Seth Meyers: Atlanta Falcons quarterback Michael Vick surrendered a water bottle to security at Miami International Airport, Thursday, that smelled like marijuana. Vick was stopped by security, cut left, broke a tackle, and was finally brought down after gaining 22 yards.
Michael Vick’s alleged attempt to bring marijuana onto a plane raises many questions. Questions we will now address in a new segment on “Weekend Update”, called “Really?!? with Seth & Amy.”[ show title card ] [ dissolve back to Amy and Seth at the desk ]
Seth Meyers: Michael Vick? Really?!? You didn’t want to throw your weed away before you went through security? Really?!? You have 117 million dollars left on your contract. Do you know what 117 million dollars means? You can afford to replace your weed if you have to throw it away at the airport. [ audience cheers ] Really! Even my dumbest high school friends know to throw their weed away at the airport, and they have NO MONEY and LOVE weed!
Amy Poehler: And you got caught at the Miami Airport? Really? You didn’t think they would check for drugs at the airport in Miami? Really?!?
Seth Meyers: And, also, I don’t know if you’ve heard, but you can’t bring bottled water past security any more. So you hid your weed — which is not allowed on a plane — in another thing that is not allowed on a plane. [ audience cheers ] That’s like hiding your weed in the barrel of a gun or in the mouth of an endangered species. Really?
Amy Poehler: Really? And it never occurred to you to put it in a Ziploc bag and sink it to the bottom of a shampoo bottle in your checked luggage, like we all do? Really?!?”
Seth Meyers: And, Michael Vick, do you not have an entourage? Really?!? Because you should put together an entourage, and the first guy in that entourage should be called “Michael Vick’s Official Weed Carrier.” Really!
Amy Poehler: A-and, also — you were flying back to Atlanta. Where you live. Do you not keep weed at your house? Really?!? Because, if you like weed, you should have some at your house. Really! [ audience cheers ]
Seth Meyers: Really! So, really, Michael Vick, throw your weed away. I know you’re a running quarterback, but throw.. it.. away! Really!
Amy Poehler: Wow!
Seth Meyers: Wow![ show title card ]
Announcer: This has been “Really?!? with Seth & Amy.”[ dissolve back to Amy and Seth at the desk ]

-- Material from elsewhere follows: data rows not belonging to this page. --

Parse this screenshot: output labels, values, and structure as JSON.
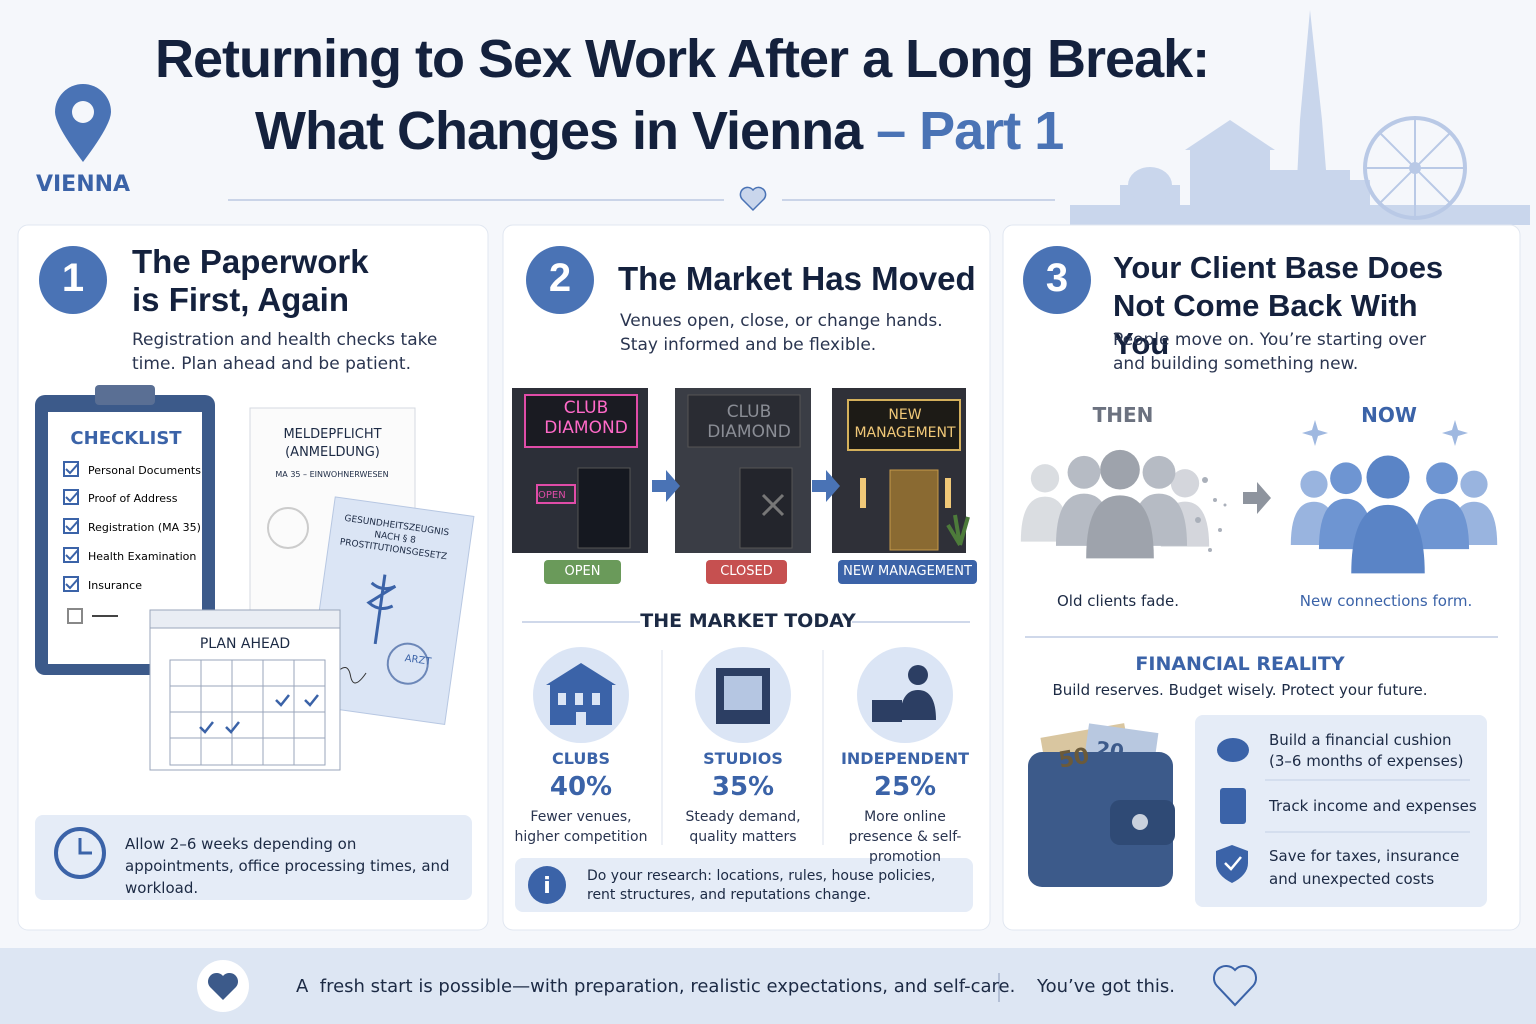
{
  "header": {
    "title_line1": "Returning to Sex Work After a Long Break:",
    "title_line2": "What Changes in Vienna",
    "title_highlight": "– Part 1",
    "location": "VIENNA"
  },
  "panels": [
    {
      "number": "1",
      "title": "The Paperwork is First, Again",
      "text": "Registration and health checks take time. Plan ahead and be patient.",
      "checklist": {
        "title": "CHECKLIST",
        "items": [
          "Personal Documents",
          "Proof of Address",
          "Registration (MA 35)",
          "Health Examination",
          "Insurance"
        ]
      },
      "registration_form": {
        "title": "MELDEPFLICHT (ANMELDUNG)",
        "subtitle": "MA 35 – EINWOHNERWESEN"
      },
      "health_certificate": {
        "title": "GESUNDHEITSZEUGNIS NACH § 8 PROSTITUTIONSGESETZ",
        "stamp": "ARZT"
      },
      "calendar": "PLAN AHEAD",
      "note": "Allow 2–6 weeks depending on appointments, office processing times, and workload."
    },
    {
      "number": "2",
      "title": "The Market Has Moved",
      "text": "Venues open, close, or change hands. Stay informed and be flexible.",
      "venues": [
        {
          "sign": "CLUB DIAMOND",
          "door_sign": "OPEN",
          "status": "OPEN"
        },
        {
          "sign": "CLUB DIAMOND",
          "status": "CLOSED"
        },
        {
          "sign": "NEW MANAGEMENT",
          "status": "NEW MANAGEMENT"
        }
      ],
      "section_title": "THE MARKET TODAY",
      "segments": [
        {
          "label": "CLUBS",
          "share": "40%",
          "text": "Fewer venues, higher competition"
        },
        {
          "label": "STUDIOS",
          "share": "35%",
          "text": "Steady demand, quality matters"
        },
        {
          "label": "INDEPENDENT",
          "share": "25%",
          "text": "More online presence & self-promotion"
        }
      ],
      "note": "Do your research: locations, rules, house policies, rent structures, and reputations change."
    },
    {
      "number": "3",
      "title": "Your Client Base Does Not Come Back With You",
      "text": "People move on. You’re starting over and building something new.",
      "then": {
        "label": "THEN",
        "caption": "Old clients fade."
      },
      "now": {
        "label": "NOW",
        "caption": "New connections form."
      },
      "financial": {
        "title": "FINANCIAL REALITY",
        "subtitle": "Build reserves. Budget wisely. Protect your future.",
        "banknotes": [
          "50",
          "20"
        ],
        "tips": [
          "Build a financial cushion (3–6 months of expenses)",
          "Track income and expenses",
          "Save for taxes, insurance and unexpected costs"
        ]
      }
    }
  ],
  "footer": {
    "message": "A  fresh start is possible—with preparation, realistic expectations, and self-care.",
    "closing": "You’ve got this."
  }
}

Seth Meyers: Officials at the Chimp Haven, in the Shreveport, Louisiana Zoo were surprised when a female chimpanzee gave birth, despite the fact the facility’s entire male population has had vasectomies. Officials say that, while vasectomies can sometimes reverse themselves, they’d still like to have a word with Gary. [ show photo of a wide-eyed male ]

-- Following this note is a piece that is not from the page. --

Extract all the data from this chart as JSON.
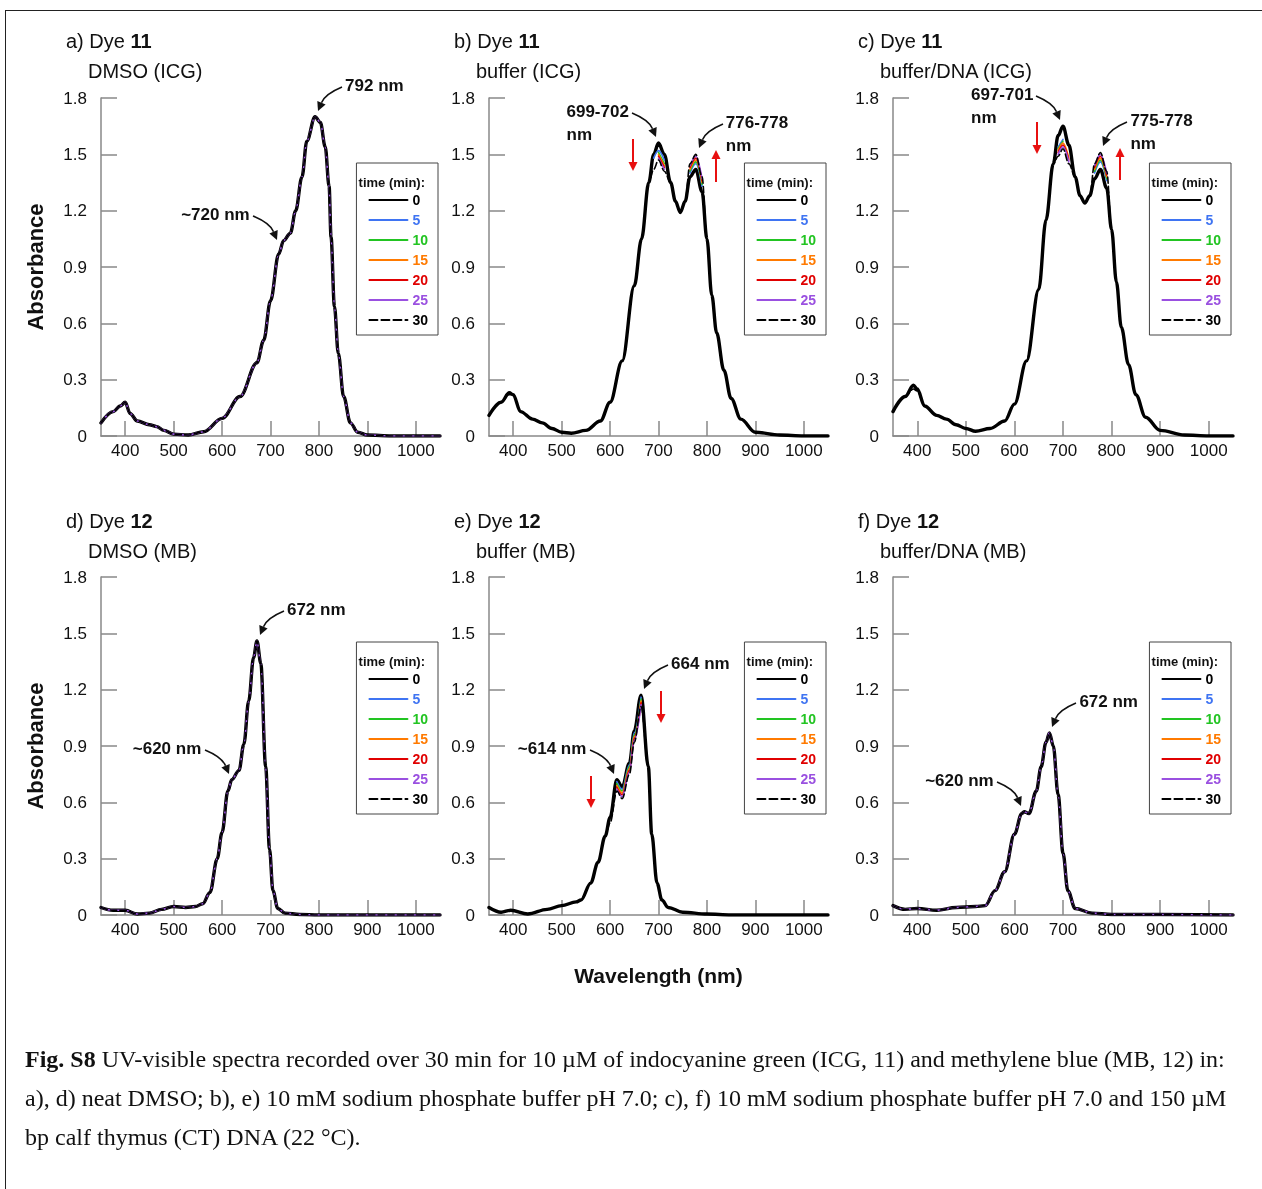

Amy Poehler: Ashley Harder, Miss New Jersey USA, has resigned because she’s pregnant. Which is odd, since being single and pregnant is what earned her the title Miss New Jersey.
Bangor, Maine has enacted a law banning smoking in cars carrying children under the age of 18. [ in her Mom’s voice: ] “So, uh, sorry, kids. Get out of the car.” [ lights a cigarette ] “You’re walking. Mommy needs a cigarette!” [ puffs passionately on her butt ]
Seth Meyers: New York City Mayor Mike Bloomberg announced Wednesday that the city plans to equip 911 emergency call centers to receive instant cell phone photos from people who record a crime as it’s happening. Okay, Bloomberg, but I will warn you right now: if you get a picture sent from one of my college friends, be careful. If it says, “Emergency: This guy is going nuts,” don’t open it. It’s a picture of his genitals. If it says, “Help, trapped in a sack,” don’t open it. Genitals. “Snake escapes from zoo”? Don’t open it. Also, don’t open it if it says “My gum fell in a pile of hair,” or “Look how swollen my thumb is.” [ audience laughs and groans ] Also, you’re welcome!
According to a new study, 60 percent of men and 17 percent of women surf the internet for porn. Also, the other 40 percent of men.
For Weekend Update, I’m Seth Meyers.
Amy Poehler: [ still puffing on her cigarette ] I’m Amy Poehler. Good night!